Recent progress has identified impartial selection rules with optimal approximation ratios. It was noted though that worst-case instances are graphs with few vertices. Motivated by this fact, we propose the study of additive approximation, the difference between the highest number of nominations and the number of nominations of the selected member, as an alternative measure of quality. We present randomized impartial selection mechanisms with additive approximation guarantees of o(n), where n is the number of nodes in the input graph.
We furthermore demonstrate that prior information on voters’ preferences can be useful in the design of simple (deterministic) impartial selection mechanisms with good additive approximation guarantees. In this direction, we consider different models of prior information and analyze the performance of a natural selection mechanism that we call approval voting with default (AVD).
The talk is based on joint work with George Christodoulou and Nicos Protopapas. No advanced mathematical background (besides basic knowledge on graphs and probability) is required to follow the talk.

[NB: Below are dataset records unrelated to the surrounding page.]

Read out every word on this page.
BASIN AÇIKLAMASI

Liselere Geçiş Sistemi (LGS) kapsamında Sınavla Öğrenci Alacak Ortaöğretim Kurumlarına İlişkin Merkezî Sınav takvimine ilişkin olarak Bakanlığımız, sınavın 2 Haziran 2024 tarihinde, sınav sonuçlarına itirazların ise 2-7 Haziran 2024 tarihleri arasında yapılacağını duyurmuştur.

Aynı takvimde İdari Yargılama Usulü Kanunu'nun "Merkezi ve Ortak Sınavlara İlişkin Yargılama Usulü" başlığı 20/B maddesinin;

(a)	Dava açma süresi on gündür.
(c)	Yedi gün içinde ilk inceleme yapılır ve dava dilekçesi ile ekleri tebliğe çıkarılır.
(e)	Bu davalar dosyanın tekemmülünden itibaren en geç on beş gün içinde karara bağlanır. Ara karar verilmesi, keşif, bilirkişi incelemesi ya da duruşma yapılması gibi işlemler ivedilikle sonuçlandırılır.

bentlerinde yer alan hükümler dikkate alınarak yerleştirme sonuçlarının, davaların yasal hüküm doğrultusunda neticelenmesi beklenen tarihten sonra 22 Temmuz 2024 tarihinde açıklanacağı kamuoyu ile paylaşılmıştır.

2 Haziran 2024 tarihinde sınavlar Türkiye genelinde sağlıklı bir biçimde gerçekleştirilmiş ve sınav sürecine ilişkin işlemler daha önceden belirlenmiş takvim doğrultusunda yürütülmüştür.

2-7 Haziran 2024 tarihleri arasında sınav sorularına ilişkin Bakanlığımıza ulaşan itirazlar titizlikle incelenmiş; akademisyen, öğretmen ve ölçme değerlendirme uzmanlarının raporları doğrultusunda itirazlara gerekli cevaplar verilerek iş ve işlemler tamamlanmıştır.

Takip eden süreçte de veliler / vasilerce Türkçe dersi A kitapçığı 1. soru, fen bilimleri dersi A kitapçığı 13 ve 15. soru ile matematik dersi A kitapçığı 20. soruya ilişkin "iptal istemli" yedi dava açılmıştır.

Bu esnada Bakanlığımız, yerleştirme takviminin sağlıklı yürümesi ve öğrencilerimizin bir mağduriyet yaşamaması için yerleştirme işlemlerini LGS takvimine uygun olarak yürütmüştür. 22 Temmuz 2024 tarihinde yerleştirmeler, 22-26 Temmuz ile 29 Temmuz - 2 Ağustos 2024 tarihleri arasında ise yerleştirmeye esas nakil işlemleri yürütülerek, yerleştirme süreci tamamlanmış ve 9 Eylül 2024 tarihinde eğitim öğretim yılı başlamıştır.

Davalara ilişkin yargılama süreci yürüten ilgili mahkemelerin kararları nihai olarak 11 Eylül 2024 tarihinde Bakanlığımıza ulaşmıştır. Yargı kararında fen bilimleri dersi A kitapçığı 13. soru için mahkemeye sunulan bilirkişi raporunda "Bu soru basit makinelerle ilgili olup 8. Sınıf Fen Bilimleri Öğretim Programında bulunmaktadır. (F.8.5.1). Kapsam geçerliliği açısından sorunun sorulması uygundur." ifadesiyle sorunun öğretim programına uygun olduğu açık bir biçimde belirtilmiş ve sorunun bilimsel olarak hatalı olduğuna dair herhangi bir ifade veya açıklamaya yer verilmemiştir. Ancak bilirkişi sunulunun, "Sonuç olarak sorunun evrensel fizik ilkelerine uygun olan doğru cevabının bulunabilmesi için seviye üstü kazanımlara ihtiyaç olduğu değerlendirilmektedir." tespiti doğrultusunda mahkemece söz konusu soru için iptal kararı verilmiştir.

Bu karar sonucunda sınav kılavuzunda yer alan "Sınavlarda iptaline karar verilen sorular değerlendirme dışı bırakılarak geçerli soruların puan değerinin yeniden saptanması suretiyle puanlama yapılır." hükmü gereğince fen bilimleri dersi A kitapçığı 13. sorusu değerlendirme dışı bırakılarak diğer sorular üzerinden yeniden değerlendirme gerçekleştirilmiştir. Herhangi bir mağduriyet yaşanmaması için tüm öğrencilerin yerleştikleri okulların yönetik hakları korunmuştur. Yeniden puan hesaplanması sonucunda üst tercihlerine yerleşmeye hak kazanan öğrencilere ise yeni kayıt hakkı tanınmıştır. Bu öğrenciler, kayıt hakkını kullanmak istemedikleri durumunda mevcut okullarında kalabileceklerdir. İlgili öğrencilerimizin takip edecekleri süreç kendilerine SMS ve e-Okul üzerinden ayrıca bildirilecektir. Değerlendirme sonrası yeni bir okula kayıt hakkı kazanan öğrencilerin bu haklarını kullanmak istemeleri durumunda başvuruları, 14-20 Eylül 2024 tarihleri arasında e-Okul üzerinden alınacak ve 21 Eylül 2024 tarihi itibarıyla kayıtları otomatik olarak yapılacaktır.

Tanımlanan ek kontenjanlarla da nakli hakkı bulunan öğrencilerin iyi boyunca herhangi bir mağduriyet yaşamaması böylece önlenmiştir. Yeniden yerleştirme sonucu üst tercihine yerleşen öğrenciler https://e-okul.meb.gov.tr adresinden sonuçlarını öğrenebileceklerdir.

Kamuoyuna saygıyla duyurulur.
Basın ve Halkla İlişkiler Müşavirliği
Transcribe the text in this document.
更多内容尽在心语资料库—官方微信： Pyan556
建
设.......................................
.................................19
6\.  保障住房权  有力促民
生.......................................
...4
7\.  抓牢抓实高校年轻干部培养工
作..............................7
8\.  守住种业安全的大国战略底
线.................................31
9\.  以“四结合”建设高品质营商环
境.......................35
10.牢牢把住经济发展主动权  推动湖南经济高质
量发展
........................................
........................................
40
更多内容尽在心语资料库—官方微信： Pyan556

Bio: Ioannis Caragiannis joined the Department of Computer Science of Aarhus University as a professor in August 2020. Before, he was a faculty member at the Department of Computer Engineering and Informatics of the University of Patras (since 2006), where he served as Director of its Division of Foundations and Applications of Computer Science (2017-2020). His research interests include design and analysis of algorithms, economics and computation, and foundations of machine learning and artificial intelligence. He has published 160 papers in conference proceedings, scientific journals, and books, and has participated in basic research projects funded by the European Commission and the Greek state. He regularly serves as a program committee member in conferences at the interface of theoretical computer science, artificial intelligence, and economics, such as ACM Conference on Economics and Computation (EC) and the International Joint Conference on Artificial Intelligence (IJCAI). Recently, he was program co-chair of the 15th International Conference on Web and Internet Economics (WINE 2019). Ioannis Caragiannis is a member of the Association for Computing Machinery (ACM, SIGACT, SIGECOM), the Association for the Advancement of Artificial Intelligence (AAAI), and the European Association for Theoretical Computer Science (EATCS).